Individualisation hasn’t just made us overly self-reliant; it’s also produced a cultural shame around needing at all. We’ve become so accustomed to relating to ourselves as individual projects that neediness itself has begun to feel embarrassing. We apologise before asking for help, we hesitate before reaching out, we convince ourselves that everyone else is busy and that our problems are ours to manage alone.
And yet the opposite is true. Dependency is essential. We are, all of us, desperately needy. Humanity has only survived this long because we have depended on each other. For food, warmth, group thinking, childcare, knowledge, safety, belonging, for nurture, for care, for joy. We aren’t supposed to be individual, nuclear creatures.

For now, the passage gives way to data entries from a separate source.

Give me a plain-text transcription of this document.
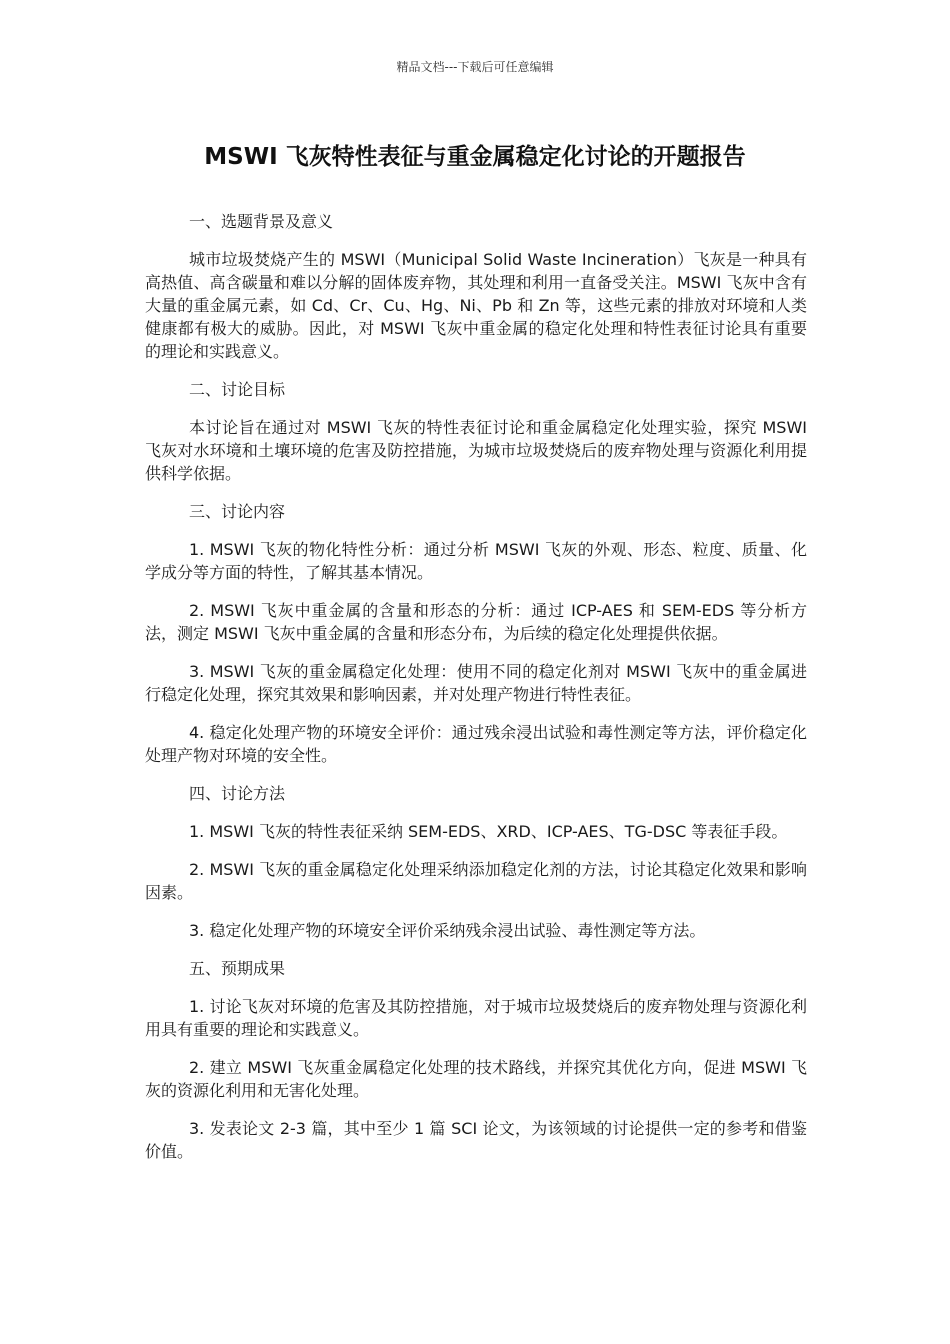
精品文档---下载后可任意编辑
MSWI 飞灰特性表征与重金属稳定化讨论的开题报告

一、选题背景及意义

城市垃圾焚烧产生的 MSWI（Municipal Solid Waste Incineration）飞灰是一种具有高热值、高含碳量和难以分解的固体废弃物，其处理和利用一直备受关注。MSWI 飞灰中含有大量的重金属元素，如 Cd、Cr、Cu、Hg、Ni、Pb 和 Zn 等，这些元素的排放对环境和人类健康都有极大的威胁。因此，对 MSWI 飞灰中重金属的稳定化处理和特性表征讨论具有重要的理论和实践意义。

二、讨论目标

本讨论旨在通过对 MSWI 飞灰的特性表征讨论和重金属稳定化处理实验，探究 MSWI 飞灰对水环境和土壤环境的危害及防控措施，为城市垃圾焚烧后的废弃物处理与资源化利用提供科学依据。

三、讨论内容

1. MSWI 飞灰的物化特性分析：通过分析 MSWI 飞灰的外观、形态、粒度、质量、化学成分等方面的特性，了解其基本情况。

2. MSWI 飞灰中重金属的含量和形态的分析：通过 ICP-AES 和 SEM-EDS 等分析方法，测定 MSWI 飞灰中重金属的含量和形态分布，为后续的稳定化处理提供依据。

3. MSWI 飞灰的重金属稳定化处理：使用不同的稳定化剂对 MSWI 飞灰中的重金属进行稳定化处理，探究其效果和影响因素，并对处理产物进行特性表征。

4. 稳定化处理产物的环境安全评价：通过残余浸出试验和毒性测定等方法，评价稳定化处理产物对环境的安全性。

四、讨论方法

1. MSWI 飞灰的特性表征采纳 SEM-EDS、XRD、ICP-AES、TG-DSC 等表征手段。

2. MSWI 飞灰的重金属稳定化处理采纳添加稳定化剂的方法，讨论其稳定化效果和影响因素。

3. 稳定化处理产物的环境安全评价采纳残余浸出试验、毒性测定等方法。

五、预期成果

1. 讨论飞灰对环境的危害及其防控措施，对于城市垃圾焚烧后的废弃物处理与资源化利用具有重要的理论和实践意义。

2. 建立 MSWI 飞灰重金属稳定化处理的技术路线，并探究其优化方向，促进 MSWI 飞灰的资源化利用和无害化处理。

3. 发表论文 2-3 篇，其中至少 1 篇 SCI 论文，为该领域的讨论提供一定的参考和借鉴价值。
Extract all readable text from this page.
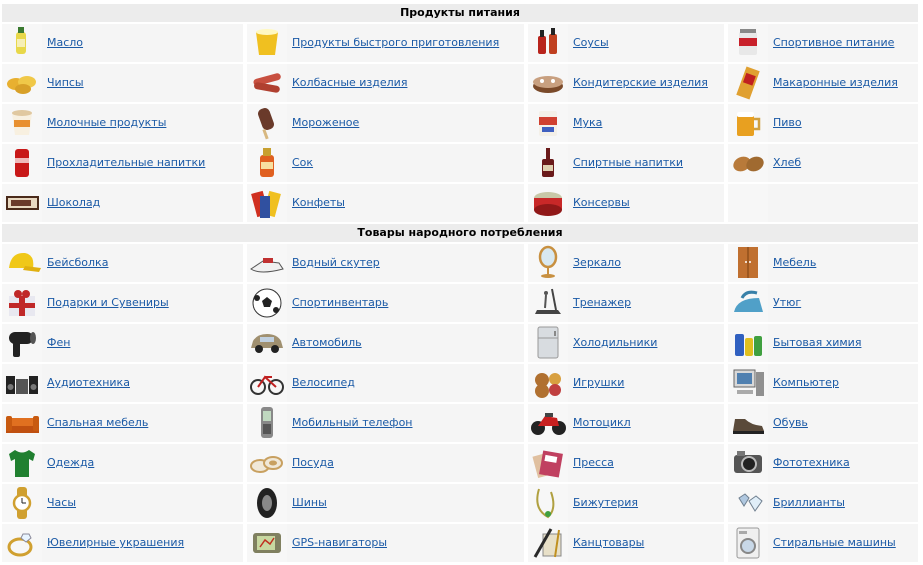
Продукты питания
Масло	Продукты быстрого приготовления	Соусы	Спортивное питание
Чипсы	Колбасные изделия	Кондитерские изделия	Макаронные изделия
Молочные продукты	Мороженое	Мука	Пиво
Прохладительные напитки	Сок	Спиртные напитки	Хлеб
Шоколад	Конфеты	Консервы
Товары народного потребления
Бейсболка	Водный скутер	Зеркало	Мебель
Подарки и Сувениры	Спортинвентарь	Тренажер	Утюг
Фен	Автомобиль	Холодильники	Бытовая химия
Аудиотехника	Велосипед	Игрушки	Компьютер
Спальная мебель	Мобильный телефон	Мотоцикл	Обувь
Одежда	Посуда	Пресса	Фототехника
Часы	Шины	Бижутерия	Бриллианты
Ювелирные украшения	GPS-навигаторы	Канцтовары	Стиральные машины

That’s why loneliness can hurt so much. It’s an existential threat not to have anyone. On the flip side, community is one of the most potent mitigating factors against both mental and physical health. We need people; there is no getting away from that.
And the funny thing is that, in my experience, people love to be needed. Not everyone, of course, but most people feel a sense of value and worth from people. I’m always struck at weddings by how many people want to help out, want to be a part of things, want to be the village.
And yet, day to day, we rarely ask for anything from the people around us. It’s like we’ve forgotten that our friends and family aren’t just for entertainment purposes but for survival, to really show up for us.
We speak constantly about needing community, but community isn’t something you have. It’s something you do. It requires really letting yourself depend on people and showing up in return.
Perhaps that’s what our avoidant culture struggles with most. Not just receiving care, but needing it. Admitting that there are things we can’t solve on our own. Accepting that a meaningful life will always involve both leaning and being leaned on.
So I want us to break free from this avoidant dynamic. I want us to let ourselves need, to embrace the part of us that simply cannot do it on our own.
Ask for help. Invite yourself around. Give big hugs. Overshare. Stop saying ‘I’m fine’ while you suffer in private. Tell people what’s really going on. Create community. Organise meetups. Host admin nights. Bring over lasagne. Ask for lasagne. Help your friend move house instead of just meeting them at the pub afterwards. Call someone when you’re upset rather than crying into a pillow alone. Take the shoulder. Be the shoulder. Need.
Because the cure for an avoidant culture (and avoidant-anxious dynamic) isn’t pretending you don’t have needs. It’s having them, unapologetically, and not letting anyone convince you otherwise.


I love this and it’s so fucking true!
This is a really thoughtful piece. I especially appreciate the reminder that having needs is not the same as being needy. For many sensitive or over-responsible people, healing can mean learning both sides: not abandoning ourselves through over-giving, but also not shaming ourselves for needing care, support and community.